Entonces se levantó.

—Venga. En casa tengo todo el equipo necesario para vendarlo. En cuestión de una semana o así el dolor remitirá y empezará a mejorar. —Movió un grueso índice en el aire—. Mientras tanto, debe prometerme que descansará. Nada de ejercicios extenuantes. De hecho, lo mejor sería que no hiciera ningún ejercicio en absoluto.

—Eso no se lo puedo prometer, doctor.

El doctor Ambrus suspiró mientras lanzaba una rápida mirada a Annaka.

—Vaya, ¿por qué será que eso no me sorprende?

Bourne se levantó.

—Lo cierto es que mucho me temo que tengo que hacer justo lo contrario de lo que me acaba de aconsejar. Por eso le pido que haga todo lo que pueda para proteger las costillas dañadas.

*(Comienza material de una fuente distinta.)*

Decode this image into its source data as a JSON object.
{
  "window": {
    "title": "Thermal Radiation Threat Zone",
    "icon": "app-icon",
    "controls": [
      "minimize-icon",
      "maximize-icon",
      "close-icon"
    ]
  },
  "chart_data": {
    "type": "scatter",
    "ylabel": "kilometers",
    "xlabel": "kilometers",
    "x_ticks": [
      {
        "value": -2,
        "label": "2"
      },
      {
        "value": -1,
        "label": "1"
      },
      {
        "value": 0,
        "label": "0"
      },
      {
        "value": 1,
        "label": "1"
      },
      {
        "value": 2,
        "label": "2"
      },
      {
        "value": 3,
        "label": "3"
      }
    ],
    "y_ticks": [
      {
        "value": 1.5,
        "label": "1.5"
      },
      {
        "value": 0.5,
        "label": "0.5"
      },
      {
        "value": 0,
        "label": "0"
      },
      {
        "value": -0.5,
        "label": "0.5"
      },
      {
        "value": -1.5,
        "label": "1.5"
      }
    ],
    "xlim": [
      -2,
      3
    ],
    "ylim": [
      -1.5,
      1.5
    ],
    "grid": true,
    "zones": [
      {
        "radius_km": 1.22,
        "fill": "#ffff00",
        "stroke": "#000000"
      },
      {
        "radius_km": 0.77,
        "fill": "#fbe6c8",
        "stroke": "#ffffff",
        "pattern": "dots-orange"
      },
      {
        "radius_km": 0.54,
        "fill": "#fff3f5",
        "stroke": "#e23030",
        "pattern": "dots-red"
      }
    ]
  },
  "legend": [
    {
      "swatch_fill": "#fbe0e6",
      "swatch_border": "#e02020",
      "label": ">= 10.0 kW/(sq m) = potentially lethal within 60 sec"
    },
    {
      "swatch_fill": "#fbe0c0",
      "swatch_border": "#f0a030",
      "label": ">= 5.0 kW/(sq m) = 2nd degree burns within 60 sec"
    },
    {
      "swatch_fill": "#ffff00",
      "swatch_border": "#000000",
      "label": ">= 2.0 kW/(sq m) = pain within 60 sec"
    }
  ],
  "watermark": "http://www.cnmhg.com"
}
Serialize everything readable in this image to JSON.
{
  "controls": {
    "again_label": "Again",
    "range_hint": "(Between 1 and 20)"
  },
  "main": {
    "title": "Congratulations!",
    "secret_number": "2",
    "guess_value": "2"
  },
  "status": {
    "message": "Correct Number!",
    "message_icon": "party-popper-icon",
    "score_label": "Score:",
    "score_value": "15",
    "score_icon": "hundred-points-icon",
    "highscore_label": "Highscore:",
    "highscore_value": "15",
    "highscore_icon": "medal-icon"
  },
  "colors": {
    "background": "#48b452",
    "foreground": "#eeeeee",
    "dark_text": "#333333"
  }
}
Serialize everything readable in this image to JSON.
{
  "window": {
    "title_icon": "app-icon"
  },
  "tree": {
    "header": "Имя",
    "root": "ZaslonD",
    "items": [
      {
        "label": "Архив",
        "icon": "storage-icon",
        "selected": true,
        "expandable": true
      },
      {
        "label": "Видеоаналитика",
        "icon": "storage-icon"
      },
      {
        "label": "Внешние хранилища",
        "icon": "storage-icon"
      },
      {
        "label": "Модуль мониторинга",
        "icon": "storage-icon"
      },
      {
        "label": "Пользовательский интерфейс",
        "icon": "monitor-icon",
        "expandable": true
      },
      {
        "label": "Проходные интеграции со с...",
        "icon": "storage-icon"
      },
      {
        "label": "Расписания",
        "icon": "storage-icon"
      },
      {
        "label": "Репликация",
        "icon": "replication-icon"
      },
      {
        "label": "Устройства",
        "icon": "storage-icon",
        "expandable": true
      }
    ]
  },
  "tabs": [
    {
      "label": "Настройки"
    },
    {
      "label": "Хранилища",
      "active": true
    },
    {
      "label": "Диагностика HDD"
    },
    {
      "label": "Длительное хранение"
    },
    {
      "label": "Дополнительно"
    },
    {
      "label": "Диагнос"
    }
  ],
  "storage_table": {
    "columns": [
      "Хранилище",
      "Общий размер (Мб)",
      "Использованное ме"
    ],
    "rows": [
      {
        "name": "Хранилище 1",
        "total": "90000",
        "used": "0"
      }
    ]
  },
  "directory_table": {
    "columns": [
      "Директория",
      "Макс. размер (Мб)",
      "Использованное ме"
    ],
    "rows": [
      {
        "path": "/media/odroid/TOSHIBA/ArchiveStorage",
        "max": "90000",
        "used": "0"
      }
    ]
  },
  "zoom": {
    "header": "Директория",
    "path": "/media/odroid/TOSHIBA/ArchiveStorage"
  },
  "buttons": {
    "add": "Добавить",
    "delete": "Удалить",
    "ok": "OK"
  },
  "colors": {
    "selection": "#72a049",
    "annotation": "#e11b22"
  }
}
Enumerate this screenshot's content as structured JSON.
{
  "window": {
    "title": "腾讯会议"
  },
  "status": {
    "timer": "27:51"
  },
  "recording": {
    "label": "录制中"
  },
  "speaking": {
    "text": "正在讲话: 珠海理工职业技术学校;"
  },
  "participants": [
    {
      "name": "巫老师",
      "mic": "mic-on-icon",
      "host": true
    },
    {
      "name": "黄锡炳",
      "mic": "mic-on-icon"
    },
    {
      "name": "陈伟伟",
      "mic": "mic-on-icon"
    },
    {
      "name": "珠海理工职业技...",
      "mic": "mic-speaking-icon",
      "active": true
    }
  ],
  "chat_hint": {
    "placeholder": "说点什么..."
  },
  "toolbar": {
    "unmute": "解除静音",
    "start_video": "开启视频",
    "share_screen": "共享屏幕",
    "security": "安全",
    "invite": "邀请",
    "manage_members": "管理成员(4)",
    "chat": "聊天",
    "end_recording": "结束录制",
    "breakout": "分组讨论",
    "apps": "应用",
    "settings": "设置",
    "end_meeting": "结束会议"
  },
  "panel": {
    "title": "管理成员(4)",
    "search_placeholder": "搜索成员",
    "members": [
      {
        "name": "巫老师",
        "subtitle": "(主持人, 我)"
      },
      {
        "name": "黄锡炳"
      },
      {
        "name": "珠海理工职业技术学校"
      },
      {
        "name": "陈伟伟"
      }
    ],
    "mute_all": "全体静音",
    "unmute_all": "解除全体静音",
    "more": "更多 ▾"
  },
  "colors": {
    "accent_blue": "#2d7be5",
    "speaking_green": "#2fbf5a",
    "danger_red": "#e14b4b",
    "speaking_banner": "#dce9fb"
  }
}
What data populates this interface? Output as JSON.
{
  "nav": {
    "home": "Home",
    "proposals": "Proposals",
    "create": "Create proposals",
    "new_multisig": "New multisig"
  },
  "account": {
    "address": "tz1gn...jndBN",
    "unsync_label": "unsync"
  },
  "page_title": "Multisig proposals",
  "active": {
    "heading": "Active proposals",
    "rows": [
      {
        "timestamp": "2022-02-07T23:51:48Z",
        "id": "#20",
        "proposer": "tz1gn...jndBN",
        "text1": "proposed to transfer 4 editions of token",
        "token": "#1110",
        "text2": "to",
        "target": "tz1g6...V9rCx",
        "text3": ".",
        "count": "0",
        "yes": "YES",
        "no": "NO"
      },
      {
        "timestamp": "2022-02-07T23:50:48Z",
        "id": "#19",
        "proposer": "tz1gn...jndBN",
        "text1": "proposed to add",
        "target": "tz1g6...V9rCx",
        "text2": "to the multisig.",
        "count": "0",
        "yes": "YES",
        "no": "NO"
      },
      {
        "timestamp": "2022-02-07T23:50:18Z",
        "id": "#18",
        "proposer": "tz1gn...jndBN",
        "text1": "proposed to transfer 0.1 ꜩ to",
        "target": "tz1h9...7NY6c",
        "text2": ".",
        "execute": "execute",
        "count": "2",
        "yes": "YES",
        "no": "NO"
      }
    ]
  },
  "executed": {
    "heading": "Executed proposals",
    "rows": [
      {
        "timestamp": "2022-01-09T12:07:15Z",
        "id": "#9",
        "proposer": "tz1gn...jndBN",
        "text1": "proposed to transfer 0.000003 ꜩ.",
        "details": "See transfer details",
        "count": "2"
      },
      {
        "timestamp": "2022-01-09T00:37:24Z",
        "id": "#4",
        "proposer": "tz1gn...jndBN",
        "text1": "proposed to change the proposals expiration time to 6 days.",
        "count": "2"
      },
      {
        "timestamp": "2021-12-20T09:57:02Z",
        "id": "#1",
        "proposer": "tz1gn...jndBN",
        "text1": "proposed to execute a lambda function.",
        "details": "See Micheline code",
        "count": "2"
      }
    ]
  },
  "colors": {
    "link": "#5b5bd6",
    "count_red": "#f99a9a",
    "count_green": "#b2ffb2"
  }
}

—¿Qué tal un traje blindado? —El doctor Ambrus se rió entre dientes de su chiste, pero su regocijo desapareció rápidamente cuando vio la expresión en el rostro de Bourne—. ¡Hombre de Dios! ¿A quién espera enfrentarse?

—Si pudiera decírselo —dijo Bourne sombríamente—, supongo que todos estaríamos mejor.

Aunque a todas luces desconcertado, el doctor Ambrus cumplió su palabra y los condujo a la pequeña consulta que tenía en su casa en las colinas de Buda, donde otros podrían haber tenido un estudio. En la parte exterior de la ventana había unas rosas trepadoras, aunque los tiestos de geranios estaban todavía pelados, mientras esperaban la llegada de un tiempo más cálido. En el interior las paredes estaban pintadas de color crema, con las molduras en blanco, y encima de los armarios había unas fotos enmarcadas de la esposa y los dos hijos del doctor.

El doctor Ambrus hizo sentar a Bourne en la mesa y, murmurando para sí, buscó metódicamente en los armarios, sacando un artículo de aquí y dos más de allá. Volvió con su paciente, a quien le había pedido que se desvistiera de cintura para arriba, hizo girar una lámpara articulada y la encendió sobre el campo de batalla. A continuación se puso manos a la obra, y vendó con fuerza las costillas de Bourne con tres capas de tejidos diferentes: algodón, Spandex y una tela que parecía de caucho y que dijo que estaba hecha con Kevlar.

—Nadie podría hacerlo mejor —declaró el doctor cuando terminó.

—No puedo respirar —dijo Bourne, jadeante.

—Bueno, eso significa que el dolor se mantendrá al mínimo. —Agitó un pequeño frasco de plástico marrón—. Le daría algún analgésico, pero para un hombre como usted… Esto, no, creo que no. El medicamento le afectará a los sentidos y perderá reflejos, y la próxima vez que lo vea, puede que se encuentre encima de una mesa de autopsias.

Bourne sonrió tratando de recuperar el humor.

—Haré todo lo que esté en mis manos para ahorrarle esa impresión. —Bourne se metió la mano en el bolsillo—. ¿Qué le debo?

El doctor Ambrus levantó las manos.

—Por favor.

—¿Cómo puedo agradecérselo entonces, Istvan? —preguntó Annaka.

—Con volver a verte, querida, es más que suficiente. —El doctor Ambrus le cogió la cara entre las manos, y la besó primero en una mejilla y luego en la otra—. Prométeme que vendrás pronto a cenar una noche. Bela te extraña tanto como yo. Ven, cariño. Ven. Ella te hará ese goulash que tanto te gustaba cuando eras niña.

—Se lo prometo, Istvan. Pronto.

Satisfecho al fin con aquella promesa de pago, el doctor Ambrus los dejó marchar.